The banking sector is back in crisis mode. The escalated funding strains are best illustrated by the US$ 164.8 billion borrowed by banks from two Federal Reserve backstops in the week ended March 15 – the traditional discount window and the Bank Term Funding Program, which was launched after the Silicon Valley Bank failure.
The US$ 152.9 billion borrowing from the discount window is a record high and even surpassing the US$ 111 billion reached during the 2008 financial crisis!
Investors have taken fright. More than US$ 200 billion has been wiped off the market value of America’s banks this month, a fall of 17 percent. Treasury yields have tumbled, and markets now expect the Federal Reserve will begin cutting interest rates in the summer.
The high-speed collapse of SVB has cast light on an underappreciated risk within the system. When interest rates were low and asset prices high the Californian bank loaded up on long-term bonds. Then the Fed raised rates at its sharpest pace in four decades, bond prices plunged, and the bank was left with huge losses.
America’s capital rules do not require most banks to account for the falling price of bonds they plan to hold until they mature. Only very large banks must mark to market all their bonds that are available to trade. But, as SVB discovered, if a bank wobbles and must sell bonds, unrecognized losses become real.
Across America’s banking system, these unrecognized losses are vast: US$ 620 billion at the end of 2022, equivalent to about a third of the combined capital cushions of America’s banks. Fortunately, other banks are much further away from the brink than SVB was. But rising interest rates have left the system vulnerable.
As the chart below shows, the proportion of securities to deposits was particularly high at SVB. More than 70% of client deposits were invested in securities (instead of consumer loans, for instance). And the bulk of those securities was made up of treasuries, which are seen as very safe when held until maturity, but where the owner can (and SVB did) incur heavy losses when forced to sell before maturity, for instance because of a bank run.
While the problems on the asset side are more or less of SVB’s own making and a clear sign of weak or non-existent risk management, there are also problems on the equity-and-liabilities side of many banks’ balance sheets. And these problems might become an issue for the banking sector as a whole, in particular the regional banks (which by the way is the reason why we have kept our exposure to the banking sector to a minimum).

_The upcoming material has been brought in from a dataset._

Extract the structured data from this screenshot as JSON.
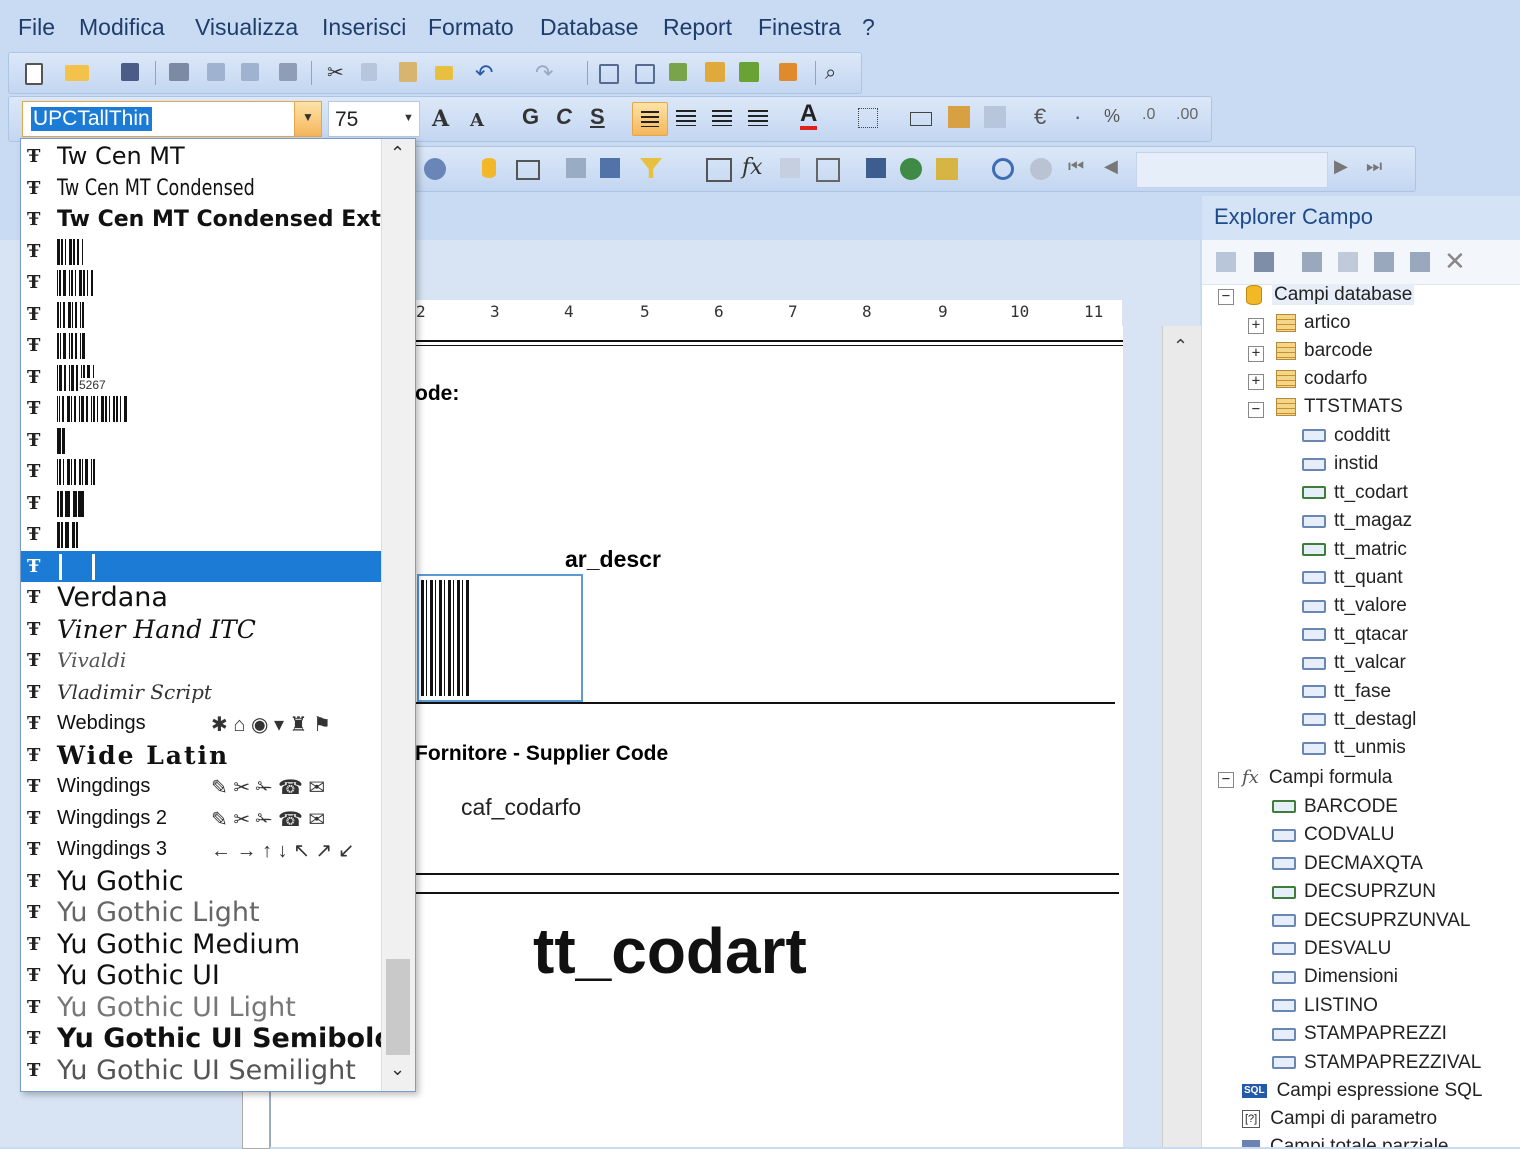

With short-term rates rising, banks have to pay more to their clients on their deposits as otherwise any CFO worth his salt will already start withdrawing cash out of regional banks and shift it to a systematically important bank (or at least start the account opening process). However, from 2020 to 2022, 40 percent of mortgage loans in the US were financed or refinanced for the next 5-10 years at 1-2%. A lot of the corporate bonds were also refinanced for the next 3-5 years at low rates as well.
We are concerned about this ‘systemic asset-liability mismatch’ and that the business model for many US banks might be “broken”. After the ‘hot run’ on the deposits of SVB, there might be a ‘slow run’ on other regional banks. The survivors might be the big banks, where there are no concerns about the safety of deposits.
It would be detrimental to the price level if rates stay too low. But it would be detrimental to the banking sector if rates go too high. The Federal Reserve should probably tread very carefully.